Tuesday 7 May 2013

Those poor folks in Florida and Toronto (April 17/13)


Just think of those poor people in Florida 

                                                            by Robert LaFrance
 

            Did you ever make ice cream, I mean with an ice cream maker that you crank and crank and crank, and then when you’re finished that cranking you find it wasn’t worth doing? Really? I never have. It’s always delicious. But what I wanted to say is that when I was cranking (and cranking, etc.) I was thinking how very lucky we were in that instance, that of making ice cream. Or, as some say, ‘making homemade ice cream’.

            The snow this time of year is crystalline, if that’s the right word, and is perfect for making ice cream. While I was cranking, I thought of all the people in Florida who aren’t lucky enough to be able to go out on their porches and make it. I wonder if they realize what they’re missing, with their golf and outdoor swimming in January, when they could be cranking.

            It reminds me of what Grampy said to me once. Back in the 1970s, I was mentioning that the population of Toronto, eight hundred miles away, was over two million at the time. He scratched his chin, looked around at the rolling hills of Tilley and said: “I wonder why so many people want to live so far away from everything.”

            On another subject, it’s not often that an organization can find the perfect phrase for what they want to do. The phrase ‘zero tolerance’ is one of those. It is embraced and caressed by police forces all over North America, especially in the U.S. where officers see themselves as the combination of Batman, Butch Cassidy and G.I. Joe. When they say ‘zero tolerance’ that relieves them of any responsibility for thinking, not an easy endeavour at the best of times.

            “Life is not a problem to be solved, but a reality to be experienced,” said the 19th century Danish philosopher Soren Kierkegaard, but I’ll wager he never saw a provincial government that apparently had decided to stomp his home town (meaning Perth-Andover) every chance they get. He never saw the price of a box of Vector breakfast cereal go from $7.29 to $2.99 for a week and then go back to $7.29. So…he needs to go back to Copenhagen, tend his garden, and do some more philosophizing.

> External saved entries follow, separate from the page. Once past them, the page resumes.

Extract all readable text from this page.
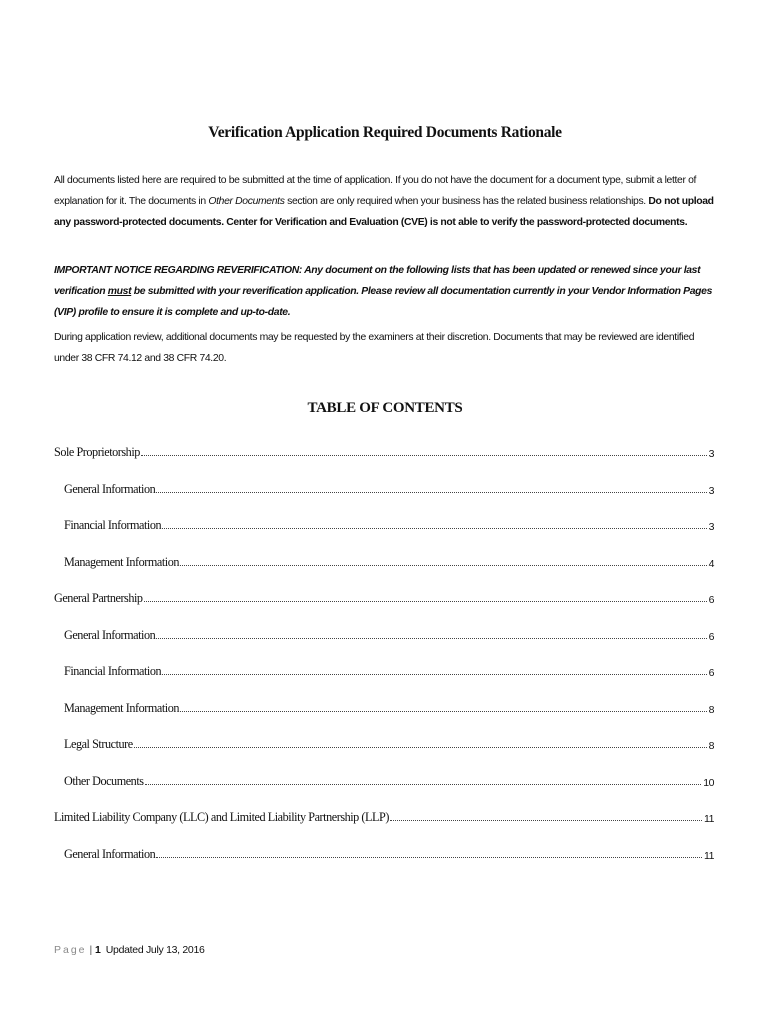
Verification Application Required Documents Rationale

All documents listed here are required to be submitted at the time of application. If you do not have the document for a document type, submit a letter of explanation for it. The documents in Other Documents section are only required when your business has the related business relationships. Do not upload any password-protected documents. Center for Verification and Evaluation (CVE) is not able to verify the password-protected documents.

IMPORTANT NOTICE REGARDING REVERIFICATION: Any document on the following lists that has been updated or renewed since your last verification must be submitted with your reverification application. Please review all documentation currently in your Vendor Information Pages (VIP) profile to ensure it is complete and up-to-date.

During application review, additional documents may be requested by the examiners at their discretion. Documents that may be reviewed are identified under 38 CFR 74.12 and 38 CFR 74.20.

TABLE OF CONTENTS
Sole Proprietorship	3
General Information	3
Financial Information	3
Management Information	4
General Partnership	6
General Information	6
Financial Information	6
Management Information	8
Legal Structure	8
Other Documents	10
Limited Liability Company (LLC) and Limited Liability Partnership (LLP)	11
General Information	11
Page | 1 Updated July 13, 2016
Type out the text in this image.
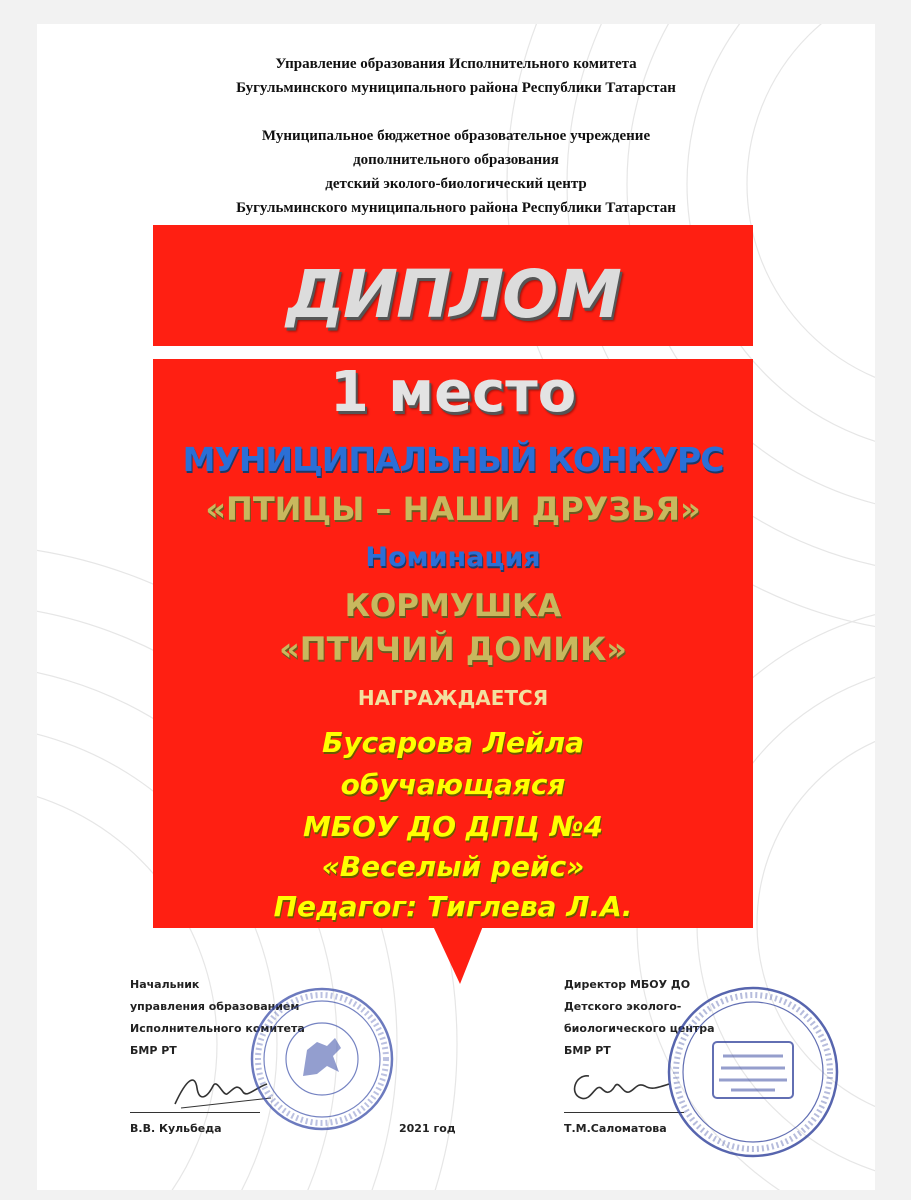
Управление образования Исполнительного комитета
Бугульминского муниципального района Республики Татарстан
Муниципальное бюджетное образовательное учреждение
дополнительного образования
детский эколого-биологический центр
Бугульминского муниципального района Республики Татарстан
ДИПЛОМ
1 место
МУНИЦИПАЛЬНЫЙ КОНКУРС
«ПТИЦЫ – НАШИ ДРУЗЬЯ»
Номинация
КОРМУШКА
«ПТИЧИЙ ДОМИК»
НАГРАЖДАЕТСЯ
Бусарова Лейла
обучающаяся
МБОУ ДО ДПЦ №4
«Веселый рейс»
Педагог: Тиглева Л.А.
Начальник
управления образованием
Исполнительного комитета
БМР РТ
В.В. Кульбеда	2021 год
Директор МБОУ ДО
Детского эколого-
биологического центра
БМР РТ
Т.М.Саломатова
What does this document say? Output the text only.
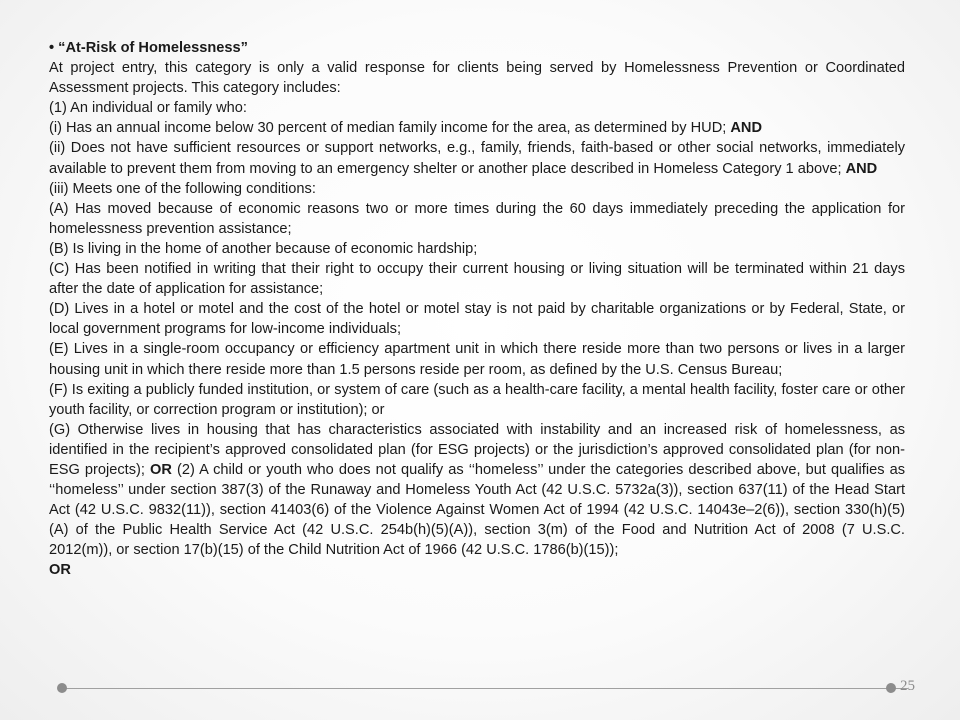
• “At-Risk of Homelessness”

At project entry, this category is only a valid response for clients being served by Homelessness Prevention or Coordinated Assessment projects. This category includes:

(1) An individual or family who:

(i) Has an annual income below 30 percent of median family income for the area, as determined by HUD; AND

(ii) Does not have sufficient resources or support networks, e.g., family, friends, faith-based or other social networks, immediately available to prevent them from moving to an emergency shelter or another place described in Homeless Category 1 above; AND

(iii) Meets one of the following conditions:

(A) Has moved because of economic reasons two or more times during the 60 days immediately preceding the application for homelessness prevention assistance;

(B) Is living in the home of another because of economic hardship;

(C) Has been notified in writing that their right to occupy their current housing or living situation will be terminated within 21 days after the date of application for assistance;

(D) Lives in a hotel or motel and the cost of the hotel or motel stay is not paid by charitable organizations or by Federal, State, or local government programs for low-income individuals;

(E) Lives in a single-room occupancy or efficiency apartment unit in which there reside more than two persons or lives in a larger housing unit in which there reside more than 1.5 persons reside per room, as defined by the U.S. Census Bureau;

(F) Is exiting a publicly funded institution, or system of care (such as a health-care facility, a mental health facility, foster care or other youth facility, or correction program or institution); or

(G) Otherwise lives in housing that has characteristics associated with instability and an increased risk of homelessness, as identified in the recipient’s approved consolidated plan (for ESG projects) or the jurisdiction’s approved consolidated plan (for non-ESG projects); OR (2) A child or youth who does not qualify as ‘‘homeless’’ under the categories described above, but qualifies as ‘‘homeless’’ under section 387(3) of the Runaway and Homeless Youth Act (42 U.S.C. 5732a(3)), section 637(11) of the Head Start Act (42 U.S.C. 9832(11)), section 41403(6) of the Violence Against Women Act of 1994 (42 U.S.C. 14043e–2(6)), section 330(h)(5)(A) of the Public Health Service Act (42 U.S.C. 254b(h)(5)(A)), section 3(m) of the Food and Nutrition Act of 2008 (7 U.S.C. 2012(m)), or section 17(b)(15) of the Child Nutrition Act of 1966 (42 U.S.C. 1786(b)(15));

OR

25
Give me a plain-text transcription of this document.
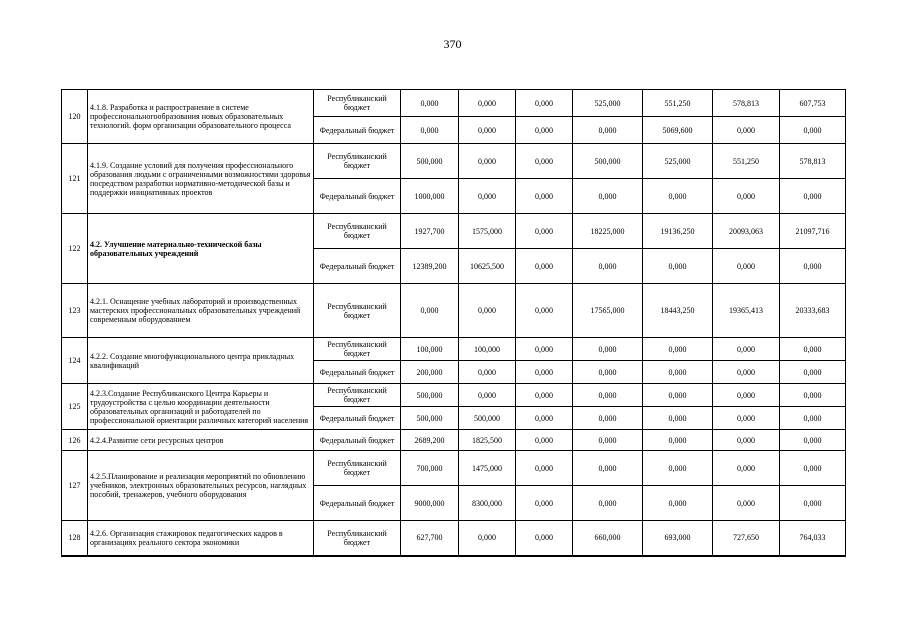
370
120	4.1.8. Разработка и распространение в системе профессиональногообразования новых образовательных технологий. форм организации образовательного процесса	Республиканский бюджет	0,000	0,000	0,000	525,000	551,250	578,813	607,753
		Федеральный бюджет	0,000	0,000	0,000	0,000	5069,600	0,000	0,000
121	4.1.9. Создание условий для получения профессионального образования людьми с ограниченными возможностями здоровья посредством разработки нормативно-методической базы и поддержки инициативных проектов	Республиканский бюджет	500,000	0,000	0,000	500,000	525,000	551,250	578,813
		Федеральный бюджет	1000,000	0,000	0,000	0,000	0,000	0,000	0,000
122	4.2. Улучшение материально-технической базы образовательных учреждений	Республиканский бюджет	1927,700	1575,000	0,000	18225,000	19136,250	20093,063	21097,716
		Федеральный бюджет	12389,200	10625,500	0,000	0,000	0,000	0,000	0,000
123	4.2.1. Оснащение учебных лабораторий и производственных мастерских профессиональных образовательных учреждений современным оборудованием	Республиканский бюджет	0,000	0,000	0,000	17565,000	18443,250	19365,413	20333,683
124	4.2.2. Создание многофункционального центра прикладных квалификаций	Республиканский бюджет	100,000	100,000	0,000	0,000	0,000	0,000	0,000
		Федеральный бюджет	200,000	0,000	0,000	0,000	0,000	0,000	0,000
125	4.2.3.Создание Республиканского Центра Карьеры и трудоустройства с целью координации деятельности образовательных организаций и работодателей по профессиональной ориентации различных категорий населения	Республиканский бюджет	500,000	0,000	0,000	0,000	0,000	0,000	0,000
		Федеральный бюджет	500,000	500,000	0,000	0,000	0,000	0,000	0,000
126	4.2.4.Развитие сети ресурсных центров	Федеральный бюджет	2689,200	1825,500	0,000	0,000	0,000	0,000	0,000
127	4.2.5.Планирование и реализация мероприятий по обновлению учебников, электронных образовательных ресурсов, наглядных пособий, тренажеров, учебного оборудования	Республиканский бюджет	700,000	1475,000	0,000	0,000	0,000	0,000	0,000
		Федеральный бюджет	9000,000	8300,000	0,000	0,000	0,000	0,000	0,000
128	4.2.6. Организация стажировок педагогических кадров в организациях реального сектора экономики	Республиканский бюджет	627,700	0,000	0,000	660,000	693,000	727,650	764,033
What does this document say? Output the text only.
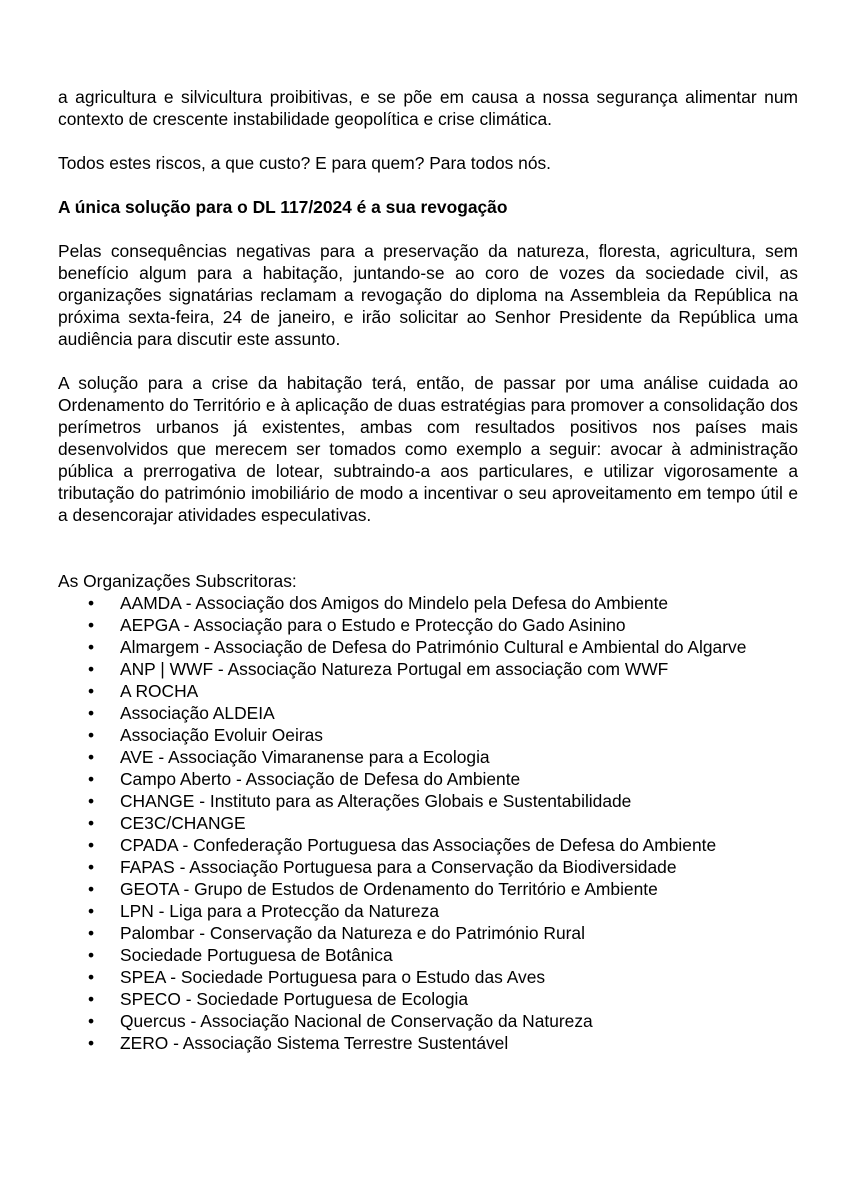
a agricultura e silvicultura proibitivas, e se põe em causa a nossa segurança alimentar num contexto de crescente instabilidade geopolítica e crise climática.

Todos estes riscos, a que custo? E para quem? Para todos nós.

A única solução para o DL 117/2024 é a sua revogação

Pelas consequências negativas para a preservação da natureza, floresta, agricultura, sem benefício algum para a habitação, juntando-se ao coro de vozes da sociedade civil, as organizações signatárias reclamam a revogação do diploma na Assembleia da República na próxima sexta-feira, 24 de janeiro, e irão solicitar ao Senhor Presidente da República uma audiência para discutir este assunto.

A solução para a crise da habitação terá, então, de passar por uma análise cuidada ao Ordenamento do Território e à aplicação de duas estratégias para promover a consolidação dos perímetros urbanos já existentes, ambas com resultados positivos nos países mais desenvolvidos que merecem ser tomados como exemplo a seguir: avocar à administração pública a prerrogativa de lotear, subtraindo-a aos particulares, e utilizar vigorosamente a tributação do património imobiliário de modo a incentivar o seu aproveitamento em tempo útil e a desencorajar atividades especulativas.

As Organizações Subscritoras:
• AAMDA - Associação dos Amigos do Mindelo pela Defesa do Ambiente
• AEPGA - Associação para o Estudo e Protecção do Gado Asinino
• Almargem - Associação de Defesa do Património Cultural e Ambiental do Algarve
• ANP | WWF - Associação Natureza Portugal em associação com WWF
• A ROCHA
• Associação ALDEIA
• Associação Evoluir Oeiras
• AVE - Associação Vimaranense para a Ecologia
• Campo Aberto - Associação de Defesa do Ambiente
• CHANGE - Instituto para as Alterações Globais e Sustentabilidade
• CE3C/CHANGE
• CPADA - Confederação Portuguesa das Associações de Defesa do Ambiente
• FAPAS - Associação Portuguesa para a Conservação da Biodiversidade
• GEOTA - Grupo de Estudos de Ordenamento do Território e Ambiente
• LPN - Liga para a Protecção da Natureza
• Palombar - Conservação da Natureza e do Património Rural
• Sociedade Portuguesa de Botânica
• SPEA - Sociedade Portuguesa para o Estudo das Aves
• SPECO - Sociedade Portuguesa de Ecologia
• Quercus - Associação Nacional de Conservação da Natureza
• ZERO - Associação Sistema Terrestre Sustentável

            The world is a weird place. Donald Trump, the U.S.A.’s counterpart for Conrad Black except that so far he’s stayed out of jail, built a golf course in northern Scotland. Then Scotland decided to allow an energy company to build a wind farm that would supply half the energy needed by the city of Aberdeen. Trump sued and lost. His reason for suing? Because the wind farm would spoil the view of the North Sea from the golf course. What a buffoon and cartoon character that man is! Can he be a real person?

            Meanwhile, in Germany, a museum that contained – was actually built around – a section of the Berlin Wall where it was  constructed in 1961 wanted to move, and of course they wanted to move that piece of the Berlin Wall. There was a national outcry. I have a suggestion to the museum people: bring in Horizon Health and advisors from the NB provincial government. They move stuff all the time, but the downside is that the Wall may end up in a field in Waterville.

            Am I glad the month of March is over! Cabin fever is the worst in March, worse than January or even February when the deepest of winter is here and it looks as if spring will never arrive. In March we can actually see spring springing, but it’s not close enough yet to get out the screen tent. Now that we are well into April, we can see the flocks of Canada Geese – the braver ones anyway – heading north. I think I even recognized one. I last saw Elmer in November, when he honked by here just as if he were my sister, who thinks nothing of going to Florida in the winter while I stay here and shovel enough snow every day to bury Caesar, or a 1961 Falcon.

            Which brings me to the subject of the 1961 Falcon I used to own back in the late 1970s. Some people may even remember the photo of me in the Victoria County Record of the day, the one in which I held a .410 shotgun pointed at the hood of that car whose nickname was Hitler.

            And I said THE WORLD was a weird place?